Kibbutz Hatzerim even has a law firm, as well as Nahsholim. Virtually every kibbutz has guest rooms for rent. Some of these rooms are intended for traveling students, but Kiryat Anavim has a luxury hotel. Several kibbutzim, such as Kibbutz Lotan and Kfar Ruppin, operate bird-watching vacations. They say that a European visitor can see more birds in one week in Israel than he or she would in a year at home. It is not lost on the modern kibbutz movement that kibbutzniks today are working in occupations which the first kibbutz generation condemned.
Many people who live on kibbutzim have to work outside the kibbutz. They are expected to return a percentage of their earnings to the collective.

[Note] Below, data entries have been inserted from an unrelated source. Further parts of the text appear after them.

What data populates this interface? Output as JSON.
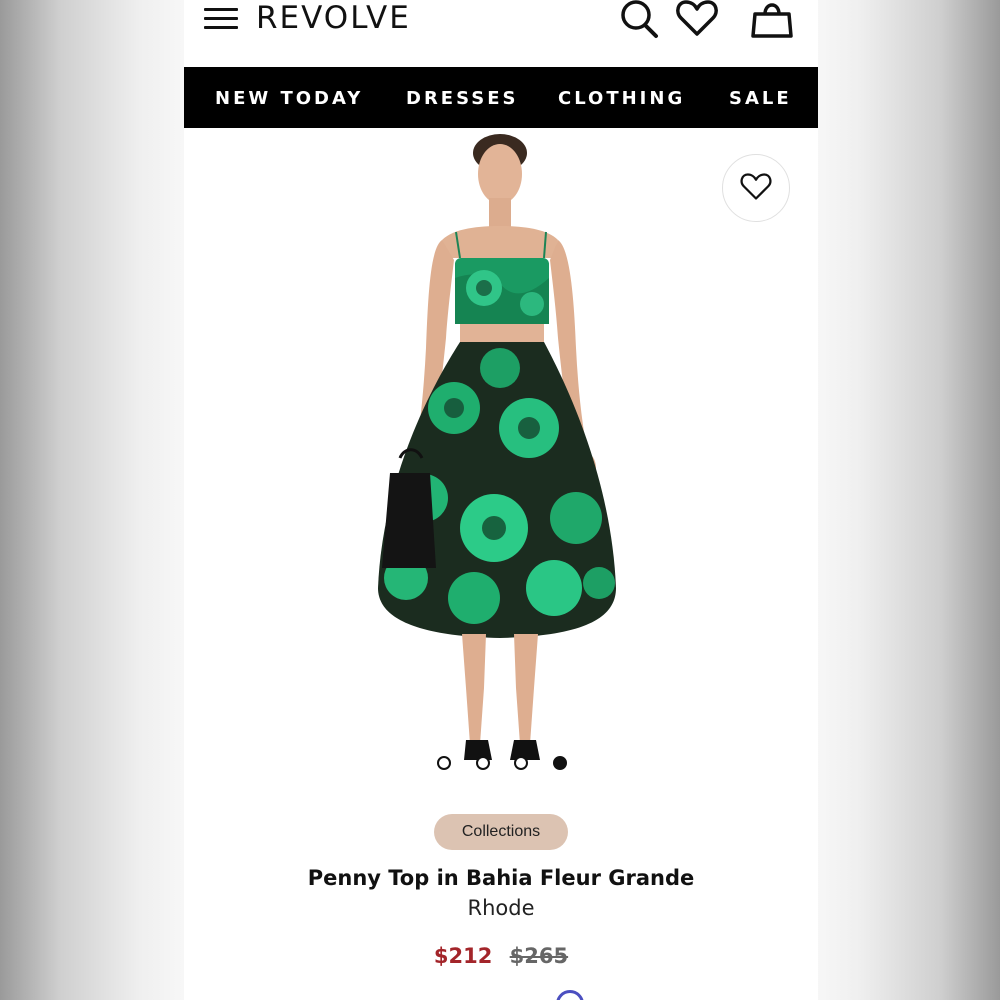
{
  "header": {
    "logo": "REVOLVE",
    "icons": [
      "menu-icon",
      "search-icon",
      "heart-icon",
      "shopping-bag-icon"
    ]
  },
  "nav": {
    "items": [
      {
        "label": "NEW TODAY"
      },
      {
        "label": "DRESSES"
      },
      {
        "label": "CLOTHING"
      },
      {
        "label": "SALE"
      }
    ]
  },
  "gallery": {
    "image_count": 4,
    "active_index": 3,
    "skirt_color": "#1fa86a",
    "skirt_dark": "#152418"
  },
  "product": {
    "tag": "Collections",
    "title": "Penny Top in Bahia Fleur Grande",
    "brand": "Rhode",
    "sale_price": "$212",
    "original_price": "$265"
  },
  "colors": {
    "sale": "#a3252a",
    "tag_bg": "#dcc3b2",
    "nav_bg": "#000000"
  }
}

By the end of the 1920s no more than 4,000 people, children included, lived on some thirty kibbutzim, and they amounted to a mere 2.5% of Palestines Jewish population. The most important service the kibbutzim provided to the Jewish national struggle was military, not economic or social. They were guardians of Zionist land, and their patterns of settlement would to a great extent determine the countrys borders. The kibbutzim also had a powerful effect on the Zionist self-image. Segev, Tom.
What was particularly controversial was the employment of Arab labourers while excluding them from the possibility of joining the Kibbutz as full members.
Numerous kibbutzim have moved away from farming and developed parts of their property for commercial and industrial purposes, building shopping malls and factories on kibbutz land that serve and employ non kibbutz members while the kibbutz retains a profit from land rentals or sales. Conversely, kibbutzim which have not engaged in this sort of development have also been criticized for becoming dependent on state subsidies to survive.